Please join us this coming Thursday, 6 March, for our penultimate EthNoise presentation of the Winter Quarter.

We are delighted to host Owen Kohl, PhD Candidate, Department of Anthropology, University of Chicago
GOH 205, 4.30 – 6.00pm
“Sounding Like an Uncertain Future: Hip Hop Economics in a Post-Industrial Context of Scarcity”
 
The Yugoslav music industry, which continues to be locally portrayed as once the envy of other Eastern European states, underwent a dramatic transformation during the 1990s. The biographies of ex-YU artists, consumers, and distributors straddle a period of seemingly never-ending ‘transitions,’ not only from self-managed state socialism to neoliberal democracy, but also within a regional music industry whose business models have radically changed in the wake of new forms of legal, quasi-legal, and primarily illegal digital distribution. Music scholars have explored in detail the war-time politicization of musical differences along national lines (e.g., Baker 2010, Čolović 2008, Gordy 1999), but the ongoing transformation of the socialist-era industry has yet to be as systematically thematized. Artists often narrate the transformation of the record business in ex-YU in terms that run parallel to the trajectories of other regional industries that have been subject to bankruptcy, offshoring, and forms of ‘rational’ restructuring. Despite the recent proliferation of music festivals, independent labels, and clubs that distribute and support ‘alternative’ genres, pursuing hip hop in any sort of professional capacity demands that most artists must have other sources of income. Ex-YU remains a region in which Apple’s iTunes, Spotify, Amazon, eBay, and other legal online distributors of music remain largely absent. Regional music rights organizations now try to curb rampant illegal download in order to recoup profits. However, a vociferous debate rages among artists as to whose future the support of intellectual property law, the crass mass mediated promotion of pop genres, and a more integrated EUropean future best serves. Now that gigabytes of music are downloaded with swift mouse-clicks as opposed to painstakingly collected, older DJs lament the increased competition for scant gigs and the deterioration of listening practices. In Chapter 2, I analyze artists’ articulations of present-day professional limitation and argue that the past, sometimes including an era of ‘good life’ socialism, often emerges as a nostalgia-inflected historical epoch during which music could be more than just a hobby for a broader demographic of performers.

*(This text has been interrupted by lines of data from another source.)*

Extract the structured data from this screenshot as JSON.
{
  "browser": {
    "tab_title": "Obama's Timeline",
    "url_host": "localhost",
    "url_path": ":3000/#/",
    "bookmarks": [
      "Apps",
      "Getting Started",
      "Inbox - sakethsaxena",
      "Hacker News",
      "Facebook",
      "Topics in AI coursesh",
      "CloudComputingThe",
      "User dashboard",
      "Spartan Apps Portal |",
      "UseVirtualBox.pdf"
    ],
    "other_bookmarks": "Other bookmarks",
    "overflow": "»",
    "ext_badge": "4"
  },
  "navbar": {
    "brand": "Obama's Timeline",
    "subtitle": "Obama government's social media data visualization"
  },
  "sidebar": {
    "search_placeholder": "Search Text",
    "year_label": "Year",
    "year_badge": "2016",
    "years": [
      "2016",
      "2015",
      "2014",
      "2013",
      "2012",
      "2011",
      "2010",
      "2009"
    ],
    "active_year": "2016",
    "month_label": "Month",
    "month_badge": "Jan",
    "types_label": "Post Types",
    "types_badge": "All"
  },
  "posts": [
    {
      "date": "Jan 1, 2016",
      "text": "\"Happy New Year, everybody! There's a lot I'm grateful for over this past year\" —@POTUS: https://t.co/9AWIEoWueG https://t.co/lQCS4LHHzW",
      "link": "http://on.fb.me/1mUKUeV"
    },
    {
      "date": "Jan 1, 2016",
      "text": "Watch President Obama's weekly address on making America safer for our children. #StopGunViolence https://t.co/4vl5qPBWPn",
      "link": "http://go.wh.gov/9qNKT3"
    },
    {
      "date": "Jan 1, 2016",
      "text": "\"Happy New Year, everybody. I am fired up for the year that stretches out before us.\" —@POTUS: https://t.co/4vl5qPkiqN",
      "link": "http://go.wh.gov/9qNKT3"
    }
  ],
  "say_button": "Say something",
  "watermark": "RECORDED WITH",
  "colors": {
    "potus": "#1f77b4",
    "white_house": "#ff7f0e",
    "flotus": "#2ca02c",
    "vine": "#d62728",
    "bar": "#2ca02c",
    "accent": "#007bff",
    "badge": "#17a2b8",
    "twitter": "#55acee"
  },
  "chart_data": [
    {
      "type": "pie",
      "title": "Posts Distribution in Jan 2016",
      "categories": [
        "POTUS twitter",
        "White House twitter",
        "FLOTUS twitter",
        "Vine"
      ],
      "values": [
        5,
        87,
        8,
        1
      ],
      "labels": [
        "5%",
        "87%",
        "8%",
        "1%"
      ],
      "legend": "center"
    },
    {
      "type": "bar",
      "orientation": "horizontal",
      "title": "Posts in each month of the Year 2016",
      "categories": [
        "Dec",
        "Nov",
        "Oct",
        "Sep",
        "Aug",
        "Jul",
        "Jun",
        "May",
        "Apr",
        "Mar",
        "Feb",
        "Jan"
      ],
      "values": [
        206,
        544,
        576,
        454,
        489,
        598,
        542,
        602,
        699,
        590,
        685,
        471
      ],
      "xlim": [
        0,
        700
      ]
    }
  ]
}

Owen Kohl: As a Ph.D. candidate in the Department of Anthropology, Kohl attends to the shifting significations of ‘urban’ music, national identity, and economically re-structured local culture industries on EUrope’s southeastern periphery. His dissertation research is focused specifically on a newly transnational network of hip hop musicians in Zagreb, Croatia, Belgrade, Serbia, and Sarajevo, Bosnia-Herzegovina. This follows on his earlier investigation of global manifestations of hip hop social practices in France, Senegal, Croatia, Russia, and Mongolia.